A sign at Petersburg’s airport directs travelers to the website for Petersburg Medical Center. (Joe Viechnicki/KFSK)

Local health officials are renewing their call for people in Petersburg to get tested after travel or with any symptoms after reporting additional COVID cases over the weekend.

The Petersburg Medical Center reported the active case count was at eight Monday morning, August 30, with nine new cases since last Monday. Most of those are Petersburg residents. Only one is a non-resident. All are related to travel. Two cases were reported on Saturday, two on Friday, one on Thursday and two on Wednesday. Those bring the total number of COVID positives in the community since the start of the pandemic to 219, around six and a half percent of the total population.

The medical center asks anyone traveling to Petersburg or returning to Petersburg to test upon arrival and again a week later or if symptoms show up. That’s regardless of vaccination status.

“That’s how we’re catching cases as people are coming into town,” said state public health nurse Erin Michael on a radio show Monday. “So I want to thank everyone that has tested when they return back to Petersburg because you’re helping to protect our community by catching these infections quicker so that we’re not spreading it around.”

The medical center will continue with free testing for anyone in the community from 9 a.m. to noon this Thursday and next, at PMC’s respiratory clinic next to public health.
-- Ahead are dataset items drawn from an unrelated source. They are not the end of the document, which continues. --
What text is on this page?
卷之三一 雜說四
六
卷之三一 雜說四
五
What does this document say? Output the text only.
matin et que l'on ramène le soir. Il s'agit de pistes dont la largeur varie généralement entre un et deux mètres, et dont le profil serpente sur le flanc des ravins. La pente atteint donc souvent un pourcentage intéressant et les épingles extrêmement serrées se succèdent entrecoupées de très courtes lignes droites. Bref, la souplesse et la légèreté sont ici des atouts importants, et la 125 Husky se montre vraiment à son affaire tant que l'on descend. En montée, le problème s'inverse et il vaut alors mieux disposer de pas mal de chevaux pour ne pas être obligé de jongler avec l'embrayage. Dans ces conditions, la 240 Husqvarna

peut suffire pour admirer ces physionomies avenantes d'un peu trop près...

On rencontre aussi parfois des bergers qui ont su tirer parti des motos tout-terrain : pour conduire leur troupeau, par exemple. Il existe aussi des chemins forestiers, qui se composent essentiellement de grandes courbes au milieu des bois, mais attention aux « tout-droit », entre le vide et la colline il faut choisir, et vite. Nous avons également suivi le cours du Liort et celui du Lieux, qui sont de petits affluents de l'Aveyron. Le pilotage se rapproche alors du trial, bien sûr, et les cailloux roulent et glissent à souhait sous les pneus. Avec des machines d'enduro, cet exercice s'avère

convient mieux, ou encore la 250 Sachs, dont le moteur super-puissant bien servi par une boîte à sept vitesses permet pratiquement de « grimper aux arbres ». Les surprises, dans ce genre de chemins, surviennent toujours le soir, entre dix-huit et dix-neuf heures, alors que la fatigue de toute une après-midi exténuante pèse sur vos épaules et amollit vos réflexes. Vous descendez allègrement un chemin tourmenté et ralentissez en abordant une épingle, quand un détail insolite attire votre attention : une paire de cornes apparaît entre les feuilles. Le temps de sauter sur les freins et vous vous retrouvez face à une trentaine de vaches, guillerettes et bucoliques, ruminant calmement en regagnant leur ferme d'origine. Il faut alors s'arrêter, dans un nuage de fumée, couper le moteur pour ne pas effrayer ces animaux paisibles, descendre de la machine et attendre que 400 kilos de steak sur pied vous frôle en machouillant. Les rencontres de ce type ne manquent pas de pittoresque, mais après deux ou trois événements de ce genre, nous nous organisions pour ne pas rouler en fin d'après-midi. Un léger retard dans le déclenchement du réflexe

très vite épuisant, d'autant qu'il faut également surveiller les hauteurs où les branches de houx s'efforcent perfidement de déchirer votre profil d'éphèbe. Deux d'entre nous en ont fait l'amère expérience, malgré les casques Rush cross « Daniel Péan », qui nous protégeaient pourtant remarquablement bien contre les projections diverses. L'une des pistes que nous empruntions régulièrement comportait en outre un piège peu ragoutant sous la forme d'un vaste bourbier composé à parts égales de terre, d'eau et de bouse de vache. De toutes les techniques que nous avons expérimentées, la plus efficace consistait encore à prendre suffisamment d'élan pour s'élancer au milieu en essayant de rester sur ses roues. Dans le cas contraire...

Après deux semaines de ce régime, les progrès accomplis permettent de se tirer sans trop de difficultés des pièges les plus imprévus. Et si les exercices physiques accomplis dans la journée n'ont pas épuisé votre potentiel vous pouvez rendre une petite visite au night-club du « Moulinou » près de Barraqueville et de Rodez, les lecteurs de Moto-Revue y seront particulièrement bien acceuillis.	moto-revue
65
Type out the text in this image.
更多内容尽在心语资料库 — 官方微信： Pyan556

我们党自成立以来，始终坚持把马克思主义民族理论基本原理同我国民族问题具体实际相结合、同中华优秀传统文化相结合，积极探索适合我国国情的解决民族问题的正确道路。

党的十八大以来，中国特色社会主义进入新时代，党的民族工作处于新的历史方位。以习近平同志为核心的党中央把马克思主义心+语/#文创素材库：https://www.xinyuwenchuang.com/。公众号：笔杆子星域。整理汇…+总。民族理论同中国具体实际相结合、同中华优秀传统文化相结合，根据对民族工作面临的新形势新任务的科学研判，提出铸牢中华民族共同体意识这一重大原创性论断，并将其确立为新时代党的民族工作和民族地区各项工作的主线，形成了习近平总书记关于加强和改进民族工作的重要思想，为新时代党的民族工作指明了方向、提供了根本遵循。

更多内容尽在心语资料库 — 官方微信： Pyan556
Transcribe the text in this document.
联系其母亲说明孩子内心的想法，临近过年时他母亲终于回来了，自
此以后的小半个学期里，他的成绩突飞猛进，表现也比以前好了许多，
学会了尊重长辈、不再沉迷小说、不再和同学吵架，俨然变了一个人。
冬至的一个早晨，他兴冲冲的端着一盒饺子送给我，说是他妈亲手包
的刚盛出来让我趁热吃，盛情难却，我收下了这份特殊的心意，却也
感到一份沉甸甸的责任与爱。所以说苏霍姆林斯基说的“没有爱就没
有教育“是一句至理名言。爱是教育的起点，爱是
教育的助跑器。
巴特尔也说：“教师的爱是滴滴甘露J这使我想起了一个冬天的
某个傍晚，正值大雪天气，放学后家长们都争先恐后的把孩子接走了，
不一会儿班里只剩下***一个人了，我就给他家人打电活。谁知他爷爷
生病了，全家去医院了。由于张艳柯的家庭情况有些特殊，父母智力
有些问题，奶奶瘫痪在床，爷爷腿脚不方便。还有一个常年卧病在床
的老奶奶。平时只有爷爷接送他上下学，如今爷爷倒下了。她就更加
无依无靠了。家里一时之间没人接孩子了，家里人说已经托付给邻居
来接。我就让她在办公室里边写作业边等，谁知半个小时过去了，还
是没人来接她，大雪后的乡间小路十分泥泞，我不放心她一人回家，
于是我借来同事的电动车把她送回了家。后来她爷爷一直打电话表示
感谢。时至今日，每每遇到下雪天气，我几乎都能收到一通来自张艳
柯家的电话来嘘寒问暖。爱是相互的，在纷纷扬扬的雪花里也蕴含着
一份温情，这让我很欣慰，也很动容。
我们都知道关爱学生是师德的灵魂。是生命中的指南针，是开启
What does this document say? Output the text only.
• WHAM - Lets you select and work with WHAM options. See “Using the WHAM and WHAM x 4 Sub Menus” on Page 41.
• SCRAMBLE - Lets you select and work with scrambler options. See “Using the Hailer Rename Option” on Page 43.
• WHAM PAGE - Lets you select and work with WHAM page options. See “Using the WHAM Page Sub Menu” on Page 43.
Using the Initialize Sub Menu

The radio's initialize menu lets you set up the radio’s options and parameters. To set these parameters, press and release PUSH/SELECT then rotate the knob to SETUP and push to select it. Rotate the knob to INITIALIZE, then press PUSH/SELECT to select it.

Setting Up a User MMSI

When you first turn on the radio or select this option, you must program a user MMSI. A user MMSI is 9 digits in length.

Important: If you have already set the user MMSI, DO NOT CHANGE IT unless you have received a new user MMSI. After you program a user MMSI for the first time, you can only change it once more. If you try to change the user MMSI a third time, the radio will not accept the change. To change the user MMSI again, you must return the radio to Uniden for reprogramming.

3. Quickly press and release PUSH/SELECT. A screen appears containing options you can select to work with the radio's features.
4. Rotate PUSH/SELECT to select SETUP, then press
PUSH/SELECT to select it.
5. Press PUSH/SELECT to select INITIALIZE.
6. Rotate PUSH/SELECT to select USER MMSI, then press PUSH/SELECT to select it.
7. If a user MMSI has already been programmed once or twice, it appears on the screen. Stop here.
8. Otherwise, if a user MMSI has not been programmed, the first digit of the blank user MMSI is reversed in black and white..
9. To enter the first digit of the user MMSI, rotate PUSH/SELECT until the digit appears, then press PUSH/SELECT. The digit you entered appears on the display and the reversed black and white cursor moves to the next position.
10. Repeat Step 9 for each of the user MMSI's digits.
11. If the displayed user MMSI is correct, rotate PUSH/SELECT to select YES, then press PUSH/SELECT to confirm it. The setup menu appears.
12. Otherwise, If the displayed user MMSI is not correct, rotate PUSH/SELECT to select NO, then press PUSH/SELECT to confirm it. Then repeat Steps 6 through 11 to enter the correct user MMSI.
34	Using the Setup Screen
Travel testing is available in the emergency room area Monday through Saturday from noon to 4 p.m.

The school district will put out information if there are cases among staff or students, likely on the district’s One Call system and email.

The goal is to keep the buildings open and really over the district open, to the best extent that we can with staffing and with numbers,” said superintendent Erica Kludt-Painter on a radio show Monday. “If there’s cases we’re going to try to work within just those specific close contacts while still maintaining the building being open and hopefully even the classes being open to the best extent that we possibly can.”

Parents should notify the district if a student tests positive and students should, of course, stay home with any symptoms.

Petersburg and nearly all of the state are at high alert levels for COVID spread according to the state’s dashboard. And numbers are spiking up elsewhere in Southeast. On Friday Alaska’s Department of Health and Social Services reported 14 new positives in Wrangell, 28 in Juneau and 13 in Ketchikan.